Helen Thompson recovered £40,000 damages for a 47-year-old woman who suffered serious complications following an operation to remove her appendix.
On 27 April 2012, Mrs S attended University College London Hospital (UCLH) with right-sided abdominal pain. An ultrasound scan confirmed appendicitis and the following day she underwent an appendicectomy.
A few hours after the operation, Mrs S collapsed and was found to be hypotensive (low blood pressure) and with low haemoglobin levels, suggesting internal bleeding. However, doctors incorrectly diagnosed a vasovagal episode as the cause of the collapse and negligently missed the possibility of a significant bleed into the abdomen. As a result the doctors failed to perform an urgent CT scan on the evening of 28 April.
The next day, Mrs S continued to be very unwell with nausea, a raised temperature, abdominal pain and diarrhoea. Doctors noted a large bruise on her abdomen. Again, they failed to undertake a CT scan which would have revealed a large collection of blood within her abdominal cavity. Instead, they incorrectly diagnosed a bleed within the abdominal wall and decided to treat Mrs S conservatively. On 1 May, Mrs S was discharged from hospital despite being very unwell.
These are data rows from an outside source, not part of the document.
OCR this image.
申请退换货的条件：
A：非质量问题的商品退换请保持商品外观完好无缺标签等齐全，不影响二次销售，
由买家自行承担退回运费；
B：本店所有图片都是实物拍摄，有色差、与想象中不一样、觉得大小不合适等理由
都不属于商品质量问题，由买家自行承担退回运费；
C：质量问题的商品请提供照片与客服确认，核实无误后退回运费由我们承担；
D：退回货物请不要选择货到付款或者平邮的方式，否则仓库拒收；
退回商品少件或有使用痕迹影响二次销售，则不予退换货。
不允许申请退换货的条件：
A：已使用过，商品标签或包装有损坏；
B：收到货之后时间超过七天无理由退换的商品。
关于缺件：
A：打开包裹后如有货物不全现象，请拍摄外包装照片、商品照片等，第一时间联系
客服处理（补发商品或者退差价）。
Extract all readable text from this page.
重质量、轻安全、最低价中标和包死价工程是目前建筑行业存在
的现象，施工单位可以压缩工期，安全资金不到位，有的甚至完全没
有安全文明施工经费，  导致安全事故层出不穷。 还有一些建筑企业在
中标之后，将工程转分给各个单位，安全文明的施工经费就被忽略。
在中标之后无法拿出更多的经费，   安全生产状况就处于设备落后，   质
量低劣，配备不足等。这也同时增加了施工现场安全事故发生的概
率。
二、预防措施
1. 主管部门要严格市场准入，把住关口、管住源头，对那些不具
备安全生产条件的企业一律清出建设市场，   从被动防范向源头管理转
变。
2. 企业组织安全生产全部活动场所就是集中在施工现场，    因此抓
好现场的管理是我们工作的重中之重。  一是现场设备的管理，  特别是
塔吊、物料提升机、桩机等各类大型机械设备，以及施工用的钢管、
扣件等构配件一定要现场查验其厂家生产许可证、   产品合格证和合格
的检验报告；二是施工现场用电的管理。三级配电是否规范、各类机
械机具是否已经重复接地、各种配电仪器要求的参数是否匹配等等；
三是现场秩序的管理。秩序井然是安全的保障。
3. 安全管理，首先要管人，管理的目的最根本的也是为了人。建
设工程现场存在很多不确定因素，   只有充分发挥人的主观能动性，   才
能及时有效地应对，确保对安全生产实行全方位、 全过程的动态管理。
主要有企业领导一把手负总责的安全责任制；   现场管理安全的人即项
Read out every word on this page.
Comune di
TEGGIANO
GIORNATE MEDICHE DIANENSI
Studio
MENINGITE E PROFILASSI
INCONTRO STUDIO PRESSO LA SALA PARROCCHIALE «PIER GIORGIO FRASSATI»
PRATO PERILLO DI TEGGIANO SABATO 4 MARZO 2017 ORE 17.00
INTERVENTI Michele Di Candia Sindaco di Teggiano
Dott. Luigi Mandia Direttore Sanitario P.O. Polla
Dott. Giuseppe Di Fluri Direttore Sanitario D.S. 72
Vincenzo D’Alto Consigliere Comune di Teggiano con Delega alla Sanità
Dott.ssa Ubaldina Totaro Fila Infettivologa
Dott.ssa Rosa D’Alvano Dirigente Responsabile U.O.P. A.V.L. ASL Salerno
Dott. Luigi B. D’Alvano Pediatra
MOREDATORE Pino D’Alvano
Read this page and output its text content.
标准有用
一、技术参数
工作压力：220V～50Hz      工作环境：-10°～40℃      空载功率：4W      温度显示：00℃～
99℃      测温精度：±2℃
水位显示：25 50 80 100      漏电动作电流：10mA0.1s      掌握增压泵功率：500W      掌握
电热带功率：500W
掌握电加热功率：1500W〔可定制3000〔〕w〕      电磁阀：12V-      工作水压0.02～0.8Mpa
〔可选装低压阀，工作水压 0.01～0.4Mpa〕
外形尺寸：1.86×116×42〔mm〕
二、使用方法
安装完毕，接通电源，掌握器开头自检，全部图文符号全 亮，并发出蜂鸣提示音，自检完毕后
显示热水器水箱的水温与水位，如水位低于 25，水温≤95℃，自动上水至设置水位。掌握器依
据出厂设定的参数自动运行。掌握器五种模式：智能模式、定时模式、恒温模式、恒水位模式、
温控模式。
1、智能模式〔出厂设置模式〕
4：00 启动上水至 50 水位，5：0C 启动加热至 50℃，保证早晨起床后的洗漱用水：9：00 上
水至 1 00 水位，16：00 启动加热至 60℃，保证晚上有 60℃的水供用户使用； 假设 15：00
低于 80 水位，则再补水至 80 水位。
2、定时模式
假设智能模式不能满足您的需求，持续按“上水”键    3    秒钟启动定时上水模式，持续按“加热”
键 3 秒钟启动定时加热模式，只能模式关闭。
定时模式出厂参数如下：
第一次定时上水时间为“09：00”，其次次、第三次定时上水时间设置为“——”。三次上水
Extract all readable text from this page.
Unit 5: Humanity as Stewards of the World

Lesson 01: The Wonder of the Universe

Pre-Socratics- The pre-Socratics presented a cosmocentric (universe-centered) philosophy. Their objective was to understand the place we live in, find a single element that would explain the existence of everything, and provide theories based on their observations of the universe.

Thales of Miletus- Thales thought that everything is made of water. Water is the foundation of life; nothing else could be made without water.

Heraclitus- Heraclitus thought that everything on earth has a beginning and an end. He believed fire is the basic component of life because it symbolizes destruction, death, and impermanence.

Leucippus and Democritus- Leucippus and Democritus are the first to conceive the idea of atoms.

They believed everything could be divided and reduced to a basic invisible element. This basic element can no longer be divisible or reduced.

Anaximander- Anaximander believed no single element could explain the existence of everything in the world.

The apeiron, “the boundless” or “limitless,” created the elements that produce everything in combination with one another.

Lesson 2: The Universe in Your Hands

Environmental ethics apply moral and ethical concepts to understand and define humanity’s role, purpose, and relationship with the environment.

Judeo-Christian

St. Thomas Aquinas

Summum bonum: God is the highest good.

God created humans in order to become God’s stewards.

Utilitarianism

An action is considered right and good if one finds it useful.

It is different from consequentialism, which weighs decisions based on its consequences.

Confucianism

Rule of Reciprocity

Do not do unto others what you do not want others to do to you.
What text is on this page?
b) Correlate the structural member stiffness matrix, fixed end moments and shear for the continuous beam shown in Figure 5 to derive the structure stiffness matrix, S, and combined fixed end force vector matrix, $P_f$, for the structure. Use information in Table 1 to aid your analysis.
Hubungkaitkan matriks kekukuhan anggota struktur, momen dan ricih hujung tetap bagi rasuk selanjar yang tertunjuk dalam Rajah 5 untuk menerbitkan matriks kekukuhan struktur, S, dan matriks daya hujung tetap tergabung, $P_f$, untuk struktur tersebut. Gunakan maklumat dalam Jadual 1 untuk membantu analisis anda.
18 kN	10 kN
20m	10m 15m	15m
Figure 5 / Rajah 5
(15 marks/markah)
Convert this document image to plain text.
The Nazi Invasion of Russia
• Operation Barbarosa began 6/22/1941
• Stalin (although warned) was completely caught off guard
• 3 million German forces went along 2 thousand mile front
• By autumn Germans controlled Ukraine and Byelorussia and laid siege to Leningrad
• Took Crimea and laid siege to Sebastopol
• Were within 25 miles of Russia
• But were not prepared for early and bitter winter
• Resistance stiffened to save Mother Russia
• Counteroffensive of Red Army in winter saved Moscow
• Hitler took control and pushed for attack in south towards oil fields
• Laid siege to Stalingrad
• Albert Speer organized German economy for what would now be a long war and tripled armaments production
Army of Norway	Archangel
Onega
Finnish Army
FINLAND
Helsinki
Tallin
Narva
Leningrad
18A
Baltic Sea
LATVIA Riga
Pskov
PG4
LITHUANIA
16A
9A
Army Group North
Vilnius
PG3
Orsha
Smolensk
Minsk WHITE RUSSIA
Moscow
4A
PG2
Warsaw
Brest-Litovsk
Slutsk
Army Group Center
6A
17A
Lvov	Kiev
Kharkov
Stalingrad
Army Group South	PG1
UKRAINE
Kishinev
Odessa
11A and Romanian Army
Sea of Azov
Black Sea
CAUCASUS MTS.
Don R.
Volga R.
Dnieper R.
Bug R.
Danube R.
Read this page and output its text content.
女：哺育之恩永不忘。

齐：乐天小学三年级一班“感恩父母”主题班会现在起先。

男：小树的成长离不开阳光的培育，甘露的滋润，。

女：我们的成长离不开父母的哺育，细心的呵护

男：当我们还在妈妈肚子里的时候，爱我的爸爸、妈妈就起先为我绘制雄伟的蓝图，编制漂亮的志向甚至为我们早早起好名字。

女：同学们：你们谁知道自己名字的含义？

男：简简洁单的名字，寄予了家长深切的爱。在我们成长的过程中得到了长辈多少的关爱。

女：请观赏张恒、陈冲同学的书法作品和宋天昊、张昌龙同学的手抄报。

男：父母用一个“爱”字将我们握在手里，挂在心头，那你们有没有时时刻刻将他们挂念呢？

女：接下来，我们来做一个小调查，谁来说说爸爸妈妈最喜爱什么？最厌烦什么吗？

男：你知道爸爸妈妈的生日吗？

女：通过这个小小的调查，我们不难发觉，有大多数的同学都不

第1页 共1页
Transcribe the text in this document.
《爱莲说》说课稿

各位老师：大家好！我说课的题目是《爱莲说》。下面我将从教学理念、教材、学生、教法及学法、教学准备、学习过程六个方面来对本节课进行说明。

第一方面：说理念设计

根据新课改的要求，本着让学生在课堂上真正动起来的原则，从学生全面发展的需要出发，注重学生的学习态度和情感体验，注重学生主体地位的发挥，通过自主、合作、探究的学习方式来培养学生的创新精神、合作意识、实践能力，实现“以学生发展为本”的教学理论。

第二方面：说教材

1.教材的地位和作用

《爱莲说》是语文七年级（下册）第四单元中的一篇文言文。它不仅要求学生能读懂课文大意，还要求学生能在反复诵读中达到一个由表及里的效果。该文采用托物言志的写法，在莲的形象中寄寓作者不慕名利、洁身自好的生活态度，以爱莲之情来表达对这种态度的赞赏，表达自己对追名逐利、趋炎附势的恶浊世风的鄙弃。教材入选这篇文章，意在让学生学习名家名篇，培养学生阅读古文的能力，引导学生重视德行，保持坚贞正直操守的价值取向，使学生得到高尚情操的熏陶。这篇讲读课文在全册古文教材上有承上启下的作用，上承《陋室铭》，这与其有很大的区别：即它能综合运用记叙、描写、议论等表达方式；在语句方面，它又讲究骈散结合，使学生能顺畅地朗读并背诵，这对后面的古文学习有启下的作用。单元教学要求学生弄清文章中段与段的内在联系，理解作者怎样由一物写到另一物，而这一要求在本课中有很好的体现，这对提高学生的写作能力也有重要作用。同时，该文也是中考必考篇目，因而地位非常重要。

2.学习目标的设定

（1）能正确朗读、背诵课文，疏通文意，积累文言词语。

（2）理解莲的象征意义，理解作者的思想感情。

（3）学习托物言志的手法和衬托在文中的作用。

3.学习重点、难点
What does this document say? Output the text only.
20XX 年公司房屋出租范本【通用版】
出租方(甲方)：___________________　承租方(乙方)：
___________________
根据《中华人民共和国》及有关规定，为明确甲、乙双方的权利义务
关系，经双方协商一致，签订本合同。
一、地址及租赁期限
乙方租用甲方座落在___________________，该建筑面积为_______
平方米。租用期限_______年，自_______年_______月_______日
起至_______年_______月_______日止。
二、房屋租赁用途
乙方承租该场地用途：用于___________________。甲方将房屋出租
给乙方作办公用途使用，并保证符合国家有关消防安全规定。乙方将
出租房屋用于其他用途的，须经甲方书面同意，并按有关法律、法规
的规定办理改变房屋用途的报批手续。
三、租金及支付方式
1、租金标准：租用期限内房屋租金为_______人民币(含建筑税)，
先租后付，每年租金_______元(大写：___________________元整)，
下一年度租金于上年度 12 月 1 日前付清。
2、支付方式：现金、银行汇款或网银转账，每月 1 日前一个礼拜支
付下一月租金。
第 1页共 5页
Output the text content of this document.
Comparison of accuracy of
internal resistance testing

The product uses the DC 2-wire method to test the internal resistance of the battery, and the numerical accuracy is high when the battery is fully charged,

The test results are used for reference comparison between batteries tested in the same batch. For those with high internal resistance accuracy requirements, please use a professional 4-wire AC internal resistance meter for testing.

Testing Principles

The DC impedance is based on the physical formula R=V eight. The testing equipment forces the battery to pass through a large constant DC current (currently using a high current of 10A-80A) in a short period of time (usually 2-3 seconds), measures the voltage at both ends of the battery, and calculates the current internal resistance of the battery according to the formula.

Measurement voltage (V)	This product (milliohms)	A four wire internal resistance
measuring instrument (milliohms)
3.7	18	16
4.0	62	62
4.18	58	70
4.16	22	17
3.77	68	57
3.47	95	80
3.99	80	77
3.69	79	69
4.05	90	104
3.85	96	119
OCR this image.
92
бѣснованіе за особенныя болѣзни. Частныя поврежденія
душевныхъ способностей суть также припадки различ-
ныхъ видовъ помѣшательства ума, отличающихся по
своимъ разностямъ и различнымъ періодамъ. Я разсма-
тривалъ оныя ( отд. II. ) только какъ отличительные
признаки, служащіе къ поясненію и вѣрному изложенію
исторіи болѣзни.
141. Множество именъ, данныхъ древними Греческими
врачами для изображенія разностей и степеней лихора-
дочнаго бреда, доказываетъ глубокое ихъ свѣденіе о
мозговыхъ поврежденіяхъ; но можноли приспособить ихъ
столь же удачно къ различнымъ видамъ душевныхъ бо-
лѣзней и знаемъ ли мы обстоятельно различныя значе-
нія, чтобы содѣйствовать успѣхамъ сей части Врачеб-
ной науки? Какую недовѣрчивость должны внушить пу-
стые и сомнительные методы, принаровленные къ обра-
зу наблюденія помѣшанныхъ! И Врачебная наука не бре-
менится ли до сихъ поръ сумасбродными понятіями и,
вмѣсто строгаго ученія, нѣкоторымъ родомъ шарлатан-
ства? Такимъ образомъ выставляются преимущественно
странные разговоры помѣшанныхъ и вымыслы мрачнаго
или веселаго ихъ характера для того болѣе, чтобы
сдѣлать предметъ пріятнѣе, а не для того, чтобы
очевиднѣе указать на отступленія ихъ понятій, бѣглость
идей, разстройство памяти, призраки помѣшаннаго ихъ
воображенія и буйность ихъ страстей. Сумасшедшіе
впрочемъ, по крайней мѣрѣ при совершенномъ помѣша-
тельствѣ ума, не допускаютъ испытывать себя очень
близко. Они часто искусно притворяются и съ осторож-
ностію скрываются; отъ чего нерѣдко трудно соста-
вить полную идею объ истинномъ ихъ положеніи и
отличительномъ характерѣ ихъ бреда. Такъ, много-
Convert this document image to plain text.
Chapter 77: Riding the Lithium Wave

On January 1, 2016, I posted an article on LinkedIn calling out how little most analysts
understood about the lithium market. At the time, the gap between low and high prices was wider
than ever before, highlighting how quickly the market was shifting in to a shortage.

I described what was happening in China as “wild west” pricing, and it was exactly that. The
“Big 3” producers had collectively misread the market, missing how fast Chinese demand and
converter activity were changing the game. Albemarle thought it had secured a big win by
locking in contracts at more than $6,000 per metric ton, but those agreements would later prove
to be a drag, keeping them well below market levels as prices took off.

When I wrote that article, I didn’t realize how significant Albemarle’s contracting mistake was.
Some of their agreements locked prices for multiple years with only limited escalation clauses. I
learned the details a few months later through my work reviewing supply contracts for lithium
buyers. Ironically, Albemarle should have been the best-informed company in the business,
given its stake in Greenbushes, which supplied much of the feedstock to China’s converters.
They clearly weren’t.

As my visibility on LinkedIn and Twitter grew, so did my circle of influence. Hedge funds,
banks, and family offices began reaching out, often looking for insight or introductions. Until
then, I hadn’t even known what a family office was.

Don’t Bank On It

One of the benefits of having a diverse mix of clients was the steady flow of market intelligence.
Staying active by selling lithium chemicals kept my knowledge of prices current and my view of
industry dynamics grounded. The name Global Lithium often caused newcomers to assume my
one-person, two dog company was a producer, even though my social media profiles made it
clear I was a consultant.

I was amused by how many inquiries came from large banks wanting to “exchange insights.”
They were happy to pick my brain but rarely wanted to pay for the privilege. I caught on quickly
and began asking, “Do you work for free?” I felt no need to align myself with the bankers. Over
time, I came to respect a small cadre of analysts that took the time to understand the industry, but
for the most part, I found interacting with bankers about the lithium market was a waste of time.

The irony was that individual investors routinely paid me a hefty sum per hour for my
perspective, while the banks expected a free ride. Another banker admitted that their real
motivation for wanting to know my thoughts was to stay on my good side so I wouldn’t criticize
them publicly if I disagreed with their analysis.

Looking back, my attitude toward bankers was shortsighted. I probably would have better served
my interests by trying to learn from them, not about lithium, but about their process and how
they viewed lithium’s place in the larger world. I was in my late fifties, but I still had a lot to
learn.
At home, her condition deteriorated and on the evening of 3 May, she was readmitted to UCLH by ambulance. A blood test confirmed that her inflammatory markers (an indication of severe infection and sepsis) were significantly elevated. Again, doctors negligently failed to undertake a CT scan of her abdomen and she was incorrectly diagnosed with a urine infection. Mrs S remained in hospital until 6 May, still without a CT scan of her abdomen. She was sent home with an outpatient appointment for two days’ later.
At this outpatient, still severely unwell, she finally had a CT scan of her abdomen and blood tests were performed before she was sent home again. Later that day, a doctor phoned Mrs S and confirmed that the CT scan had shown a large, infected collection in her pelvis and that she should return to A&E immediately.
On 9 May a drain was inserted to drain the infected collection and around one litre of infected blood was drained. By 12 May, Mrs S was diagnosed with an ESBL infection and was put onto an isolation ward.
Two days later, doctors decided that the remaining abdominal collections were unsuitable for drainage and Mrs S was discharged home.
On 21 May, Mrs S saw a nurse who noted that her abdomen was swollen and tender, she was having difficulties urinating, was constipated and had a fever. She was advised that the pain and symptoms were normal and could take eight weeks to resolve. She was prescribed pain killers and laxatives.
By 25 May, Mrs S noticed vaginal bleeding and she was unable to pass urine. She went back to A&E at UCLH and was diagnosed as passing infected blood clots from the abdominal collection through a fistula which had formed with her vagina. Surgery was performed to widen the fistula and drain the remaining collection of infected blood. Two litres of infected blood were removed during surgery, along with a large amount of faeces. Mrs S had to have a PICC line inserted for intravenous antibiotics and she was diagnosed as also having contracted C. difficile.
Mrs S made a gradual recovery but still suffers a lack of energy plus ongoing abdominal discomfort. In 2016, Mrs S was diagnosed as suffering with a hydrosalpinx (a blockage and swelling of a fallopian tube) which was also attributed to the abdominal infection following the appendectomy. She requires further surgery in this respect.
Mrs S instructed Fieldfisher to investigate the care that she had received at UCLH. An expert in the discipline of General and Laparoscopic Surgery was instructed to comment on the case and was highly critical of the care provided to Mrs S. The Trust, however, refused to admit liability and defended the claim in full until just before trial, when they agreed to settle the case for £40,000.